One thing Araiza also pointed out was that students may be worried they do not have the ability to meet their teachers’ expectations and that may compel them to cheat.

“They are trying to perform to the standard that is set for them, but they don’t know how to reach it,” Araiza said.

Araiza also stated he is willing to look past students’ academic misconduct so long as it’s something he as the instructor can handle and fix.

It is suggested that when students commit academic misconduct, not only are they robbing other people of their work, they are also robbing themselves of learning the course material.

Cheating: Exams and Quizzes

Have you ever cheated on an exam or quiz at NMSU?

The NMSU dean of students, Ann Goodman, states that misconduct not only exists in the academic world, but throughout all industries. Goodman maintains cheating culture has evolved and changed in large part due to technological developments. More specifically, while technology has made it easier for people to cheat, Goodman points out it’s also made it easier to catch misconduct.

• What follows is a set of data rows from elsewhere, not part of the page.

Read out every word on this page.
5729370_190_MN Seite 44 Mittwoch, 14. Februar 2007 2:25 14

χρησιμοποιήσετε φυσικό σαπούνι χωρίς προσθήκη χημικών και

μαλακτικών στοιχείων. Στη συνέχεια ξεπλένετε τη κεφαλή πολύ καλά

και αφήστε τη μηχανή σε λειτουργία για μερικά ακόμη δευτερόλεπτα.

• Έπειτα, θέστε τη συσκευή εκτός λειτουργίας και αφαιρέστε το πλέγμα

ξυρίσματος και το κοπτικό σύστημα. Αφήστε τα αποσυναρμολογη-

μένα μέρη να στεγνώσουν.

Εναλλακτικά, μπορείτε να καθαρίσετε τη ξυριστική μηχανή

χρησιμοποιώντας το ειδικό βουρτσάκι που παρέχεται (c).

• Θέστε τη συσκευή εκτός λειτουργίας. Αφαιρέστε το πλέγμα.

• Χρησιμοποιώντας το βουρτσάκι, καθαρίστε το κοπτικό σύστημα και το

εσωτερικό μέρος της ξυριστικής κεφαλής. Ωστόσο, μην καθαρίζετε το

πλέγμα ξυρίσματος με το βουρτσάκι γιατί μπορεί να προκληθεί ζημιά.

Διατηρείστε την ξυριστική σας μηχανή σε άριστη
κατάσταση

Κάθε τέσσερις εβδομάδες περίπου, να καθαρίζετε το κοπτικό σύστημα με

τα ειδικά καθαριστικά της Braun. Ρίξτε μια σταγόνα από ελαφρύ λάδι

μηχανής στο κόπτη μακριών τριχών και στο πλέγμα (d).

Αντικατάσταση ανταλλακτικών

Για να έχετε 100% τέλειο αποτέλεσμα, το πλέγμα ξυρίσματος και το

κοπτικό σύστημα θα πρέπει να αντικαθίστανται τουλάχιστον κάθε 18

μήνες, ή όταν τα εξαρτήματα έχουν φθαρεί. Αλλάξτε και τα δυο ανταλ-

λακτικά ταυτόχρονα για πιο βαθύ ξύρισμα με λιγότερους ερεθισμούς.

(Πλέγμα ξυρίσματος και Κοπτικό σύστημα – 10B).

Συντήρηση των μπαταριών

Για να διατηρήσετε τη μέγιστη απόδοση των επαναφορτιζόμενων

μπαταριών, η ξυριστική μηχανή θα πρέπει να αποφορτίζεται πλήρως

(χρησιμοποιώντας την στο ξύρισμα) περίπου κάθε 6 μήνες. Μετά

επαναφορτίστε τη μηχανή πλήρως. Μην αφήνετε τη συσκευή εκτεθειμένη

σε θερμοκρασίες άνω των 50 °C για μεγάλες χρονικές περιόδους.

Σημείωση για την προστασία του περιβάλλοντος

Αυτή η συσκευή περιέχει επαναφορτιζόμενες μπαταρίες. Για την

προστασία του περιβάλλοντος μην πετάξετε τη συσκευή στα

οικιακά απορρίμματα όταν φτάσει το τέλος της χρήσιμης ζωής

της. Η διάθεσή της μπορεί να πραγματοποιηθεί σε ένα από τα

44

“Academic integrity issues have always existed. The concept of cheating in class or trying to utilize somebody else’s work as your own has been around forever. With technology it’s been much easier to identify. As things are more available on the internet, you can do all kinds of things to cross reference,” Goodman said.

During the 2017-2018 academic school year, the NMSU faculty senate made a proposal to substantively revise the Student Academic Code of Conduct. The revision provides consensus-based definitions of academic integrity and examples of academic misconduct. Misconduct includes cheating or the assisting of cheating, misrepresentation, plagiarism and unauthorized access to or alteration of academic records, and unauthorized possession of academic material. The code also lists the procedures and processes for responding to suspected academic misconduct, investigating and evaluating facts and determining sanction levels.

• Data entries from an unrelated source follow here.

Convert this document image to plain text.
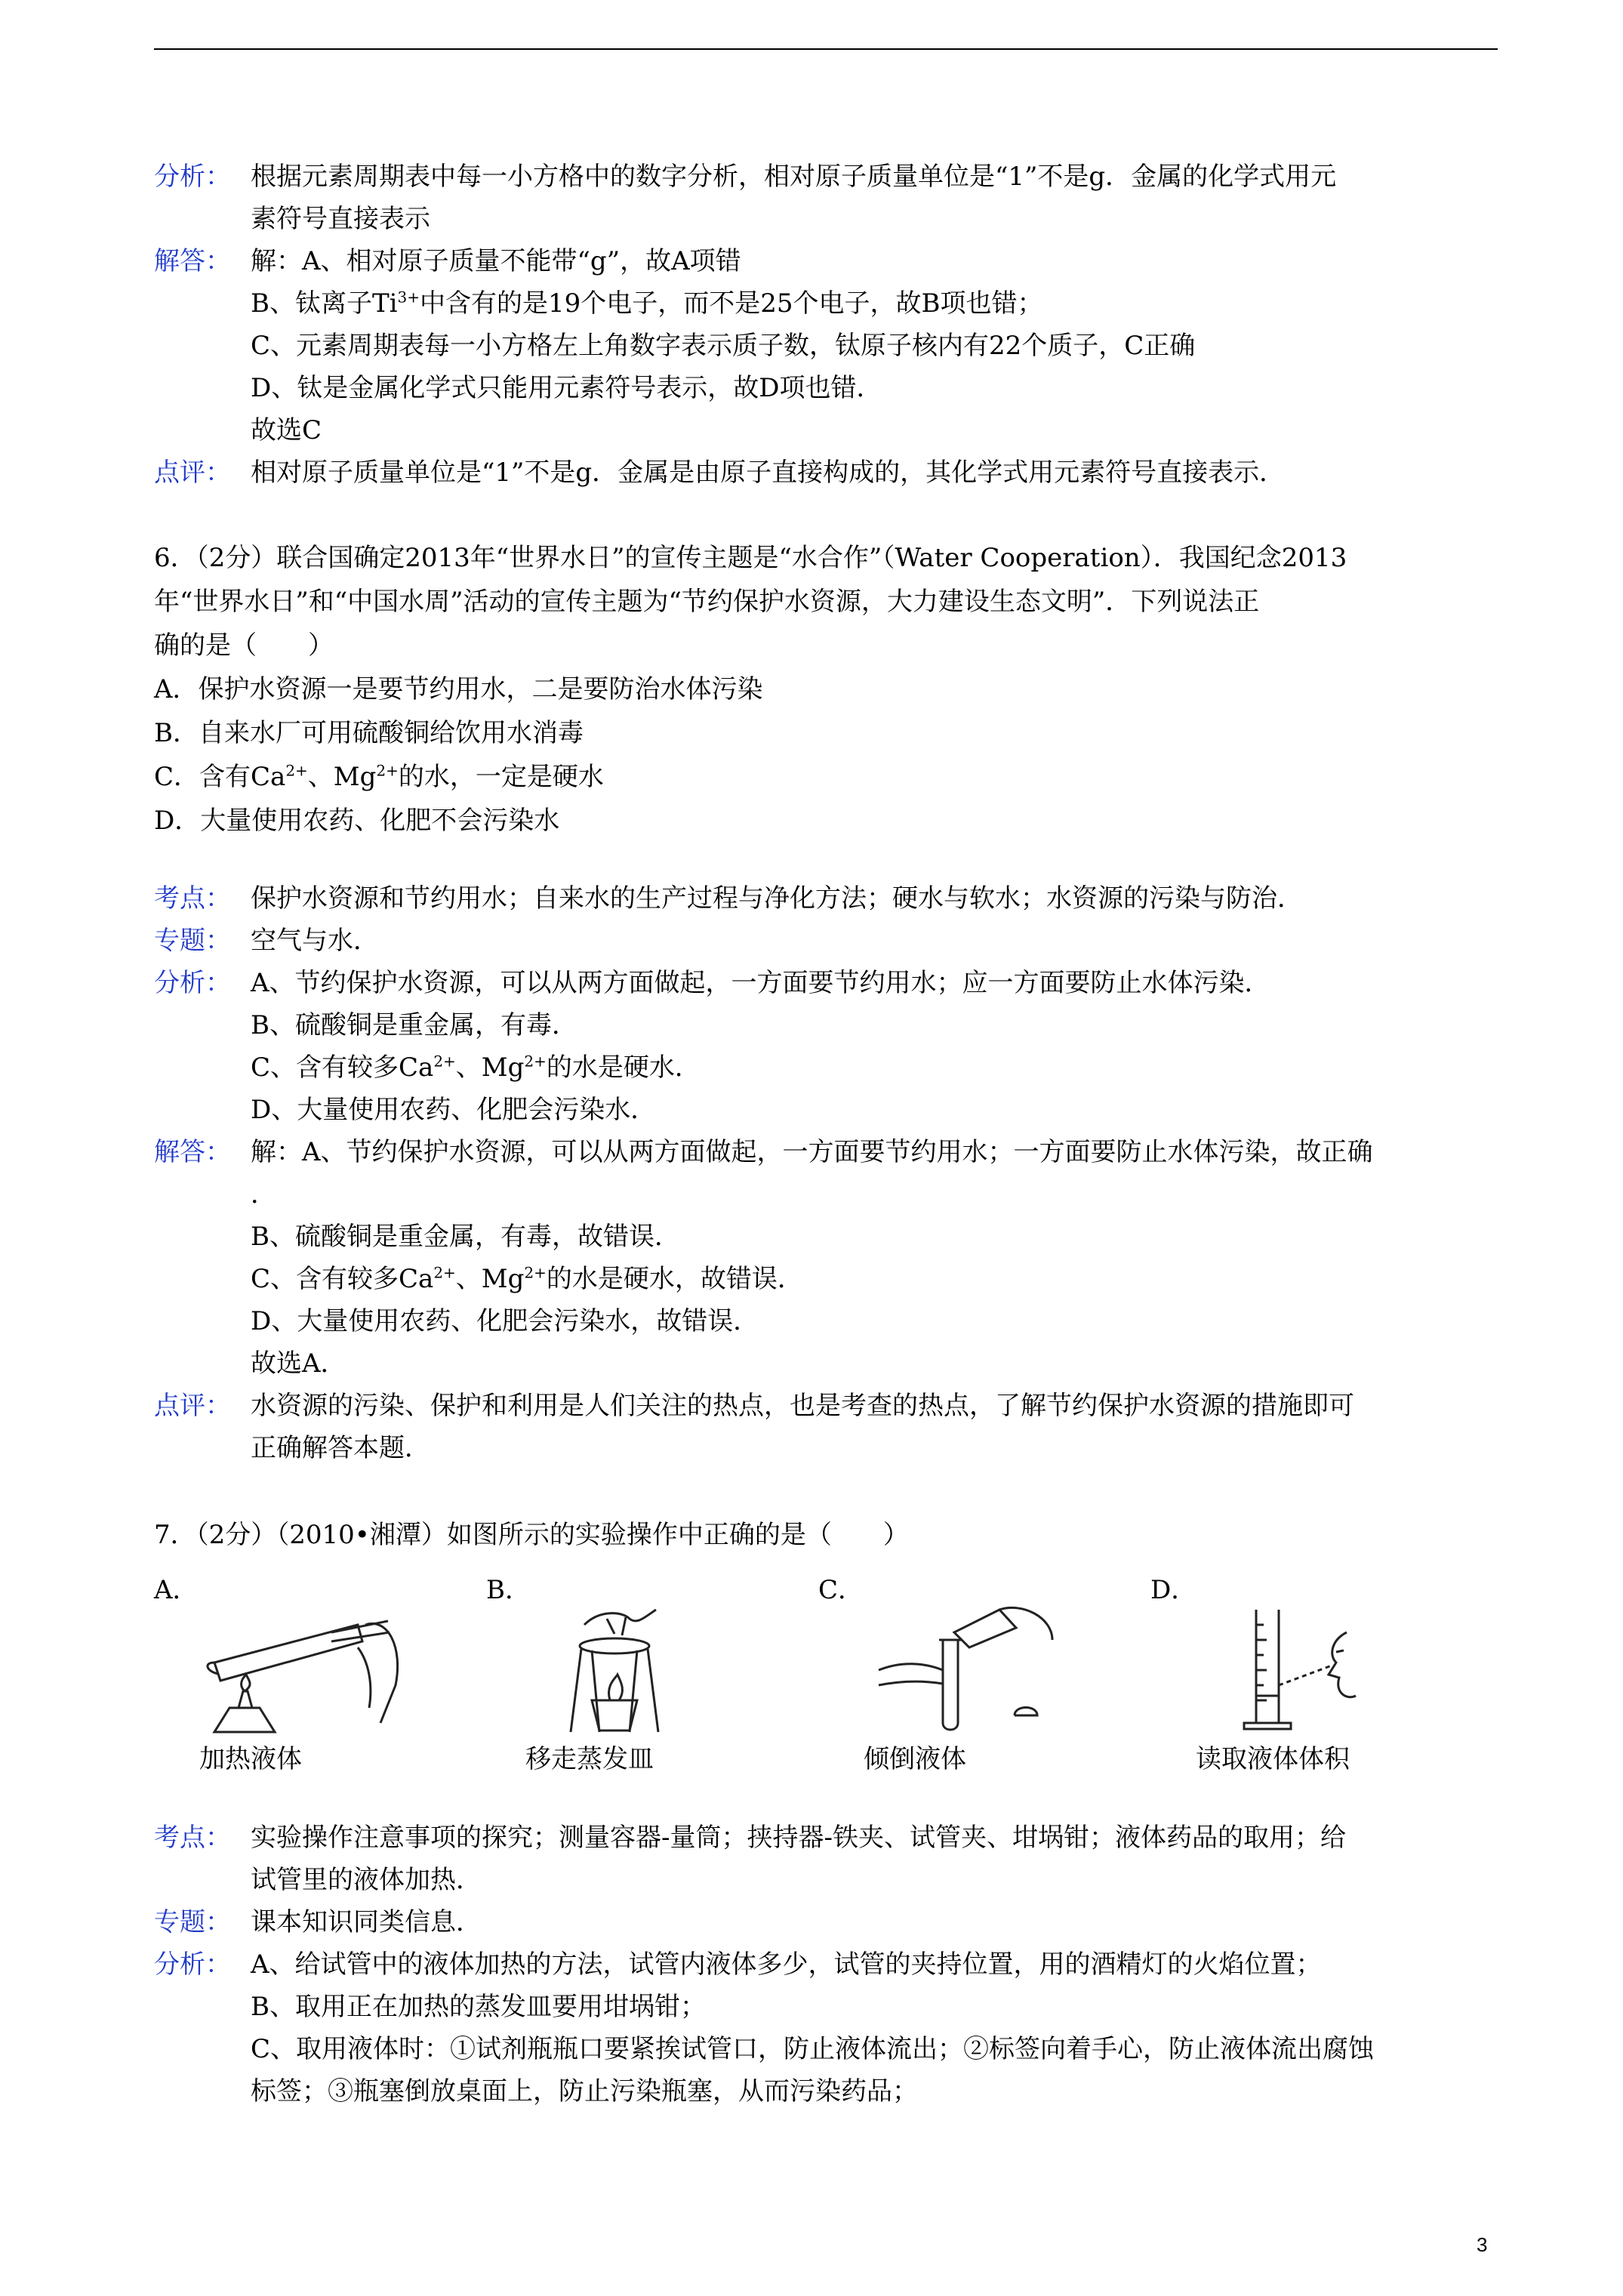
分析： 根据元素周期表中每一小方格中的数字分析，相对原子质量单位是“1”不是g．金属的化学式用元
素符号直接表示
解答： 解：A、相对原子质量不能带“g”，故A项错
B、钛离子$Ti^{3+}$中含有的是19个电子，而不是25个电子，故B项也错；
C、元素周期表每一小方格左上角数字表示质子数，钛原子核内有22个质子，C正确
D、钛是金属化学式只能用元素符号表示，故D项也错．
故选C
点评： 相对原子质量单位是“1”不是g．金属是由原子直接构成的，其化学式用元素符号直接表示．
6．（2分）联合国确定2013年“世界水日”的宣传主题是“水合作”（Water Cooperation）．我国纪念2013
年“世界水日”和“中国水周”活动的宣传主题为“节约保护水资源，大力建设生态文明”．下列说法正
确的是（　　）
A．保护水资源一是要节约用水，二是要防治水体污染
B．自来水厂可用硫酸铜给饮用水消毒
C．含有$Ca^{2+}$、$Mg^{2+}$的水，一定是硬水
D．大量使用农药、化肥不会污染水
考点： 保护水资源和节约用水；自来水的生产过程与净化方法；硬水与软水；水资源的污染与防治．
专题： 空气与水．
分析： A、节约保护水资源，可以从两方面做起，一方面要节约用水；应一方面要防止水体污染．
B、硫酸铜是重金属，有毒．
C、含有较多$Ca^{2+}$、$Mg^{2+}$的水是硬水．
D、大量使用农药、化肥会污染水．
解答： 解：A、节约保护水资源，可以从两方面做起，一方面要节约用水；一方面要防止水体污染，故正确
．
B、硫酸铜是重金属，有毒，故错误．
C、含有较多$Ca^{2+}$、$Mg^{2+}$的水是硬水，故错误．
D、大量使用农药、化肥会污染水，故错误．
故选A．
点评： 水资源的污染、保护和利用是人们关注的热点，也是考查的热点，了解节约保护水资源的措施即可
正确解答本题．
7．（2分）（2010•湘潭）如图所示的实验操作中正确的是（　　）
A．
加热液体
B．
移走蒸发皿
C．
倾倒液体
D．
读取液体体积
考点： 实验操作注意事项的探究；测量容器-量筒；挟持器-铁夹、试管夹、坩埚钳；液体药品的取用；给
试管里的液体加热．
专题： 课本知识同类信息．
分析： A、给试管中的液体加热的方法，试管内液体多少，试管的夹持位置，用的酒精灯的火焰位置；
B、取用正在加热的蒸发皿要用坩埚钳；
C、取用液体时：①试剂瓶瓶口要紧挨试管口，防止液体流出；②标签向着手心，防止液体流出腐蚀
标签；③瓶塞倒放桌面上，防止污染瓶塞，从而污染药品；
3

Cheating: Ever Caught Someone Else Doing It?

Students: Have you ever witnessed another student cheating? Faculty: Have you ever caught one of your students cheating?

Even with the code of conduct and technological resources in place, there is the possibility minor cases of cheating will continue to be dealt with in the classroom. Becky Corran indicated faculty may also take steps to try and prevent students from cheating in the first place.

“I don’t think it’s solvable necessarily, but I believe we should design our assignments in ways that reduce cheating to a minimum,” Corran said.

Some of the ways Corran tries to prevent cheating in her classes include creating assignments that are built on individual learning and research, eliminating high-stakes testing, and providing more diverse modalities for students to demonstrate their knowledge.

How about you? Have you ever cheated? Do you think cheating is a widespread problem at NMSU? The Kokpelli staff would love to hear from you. Participation in the surveys above is 100% anonymous.

Editor’s note: A previous version of this story included multiple misspellings of both Ricky Araiza’s last name and Becky Corran’s last name. Our sincere apologies for these errors.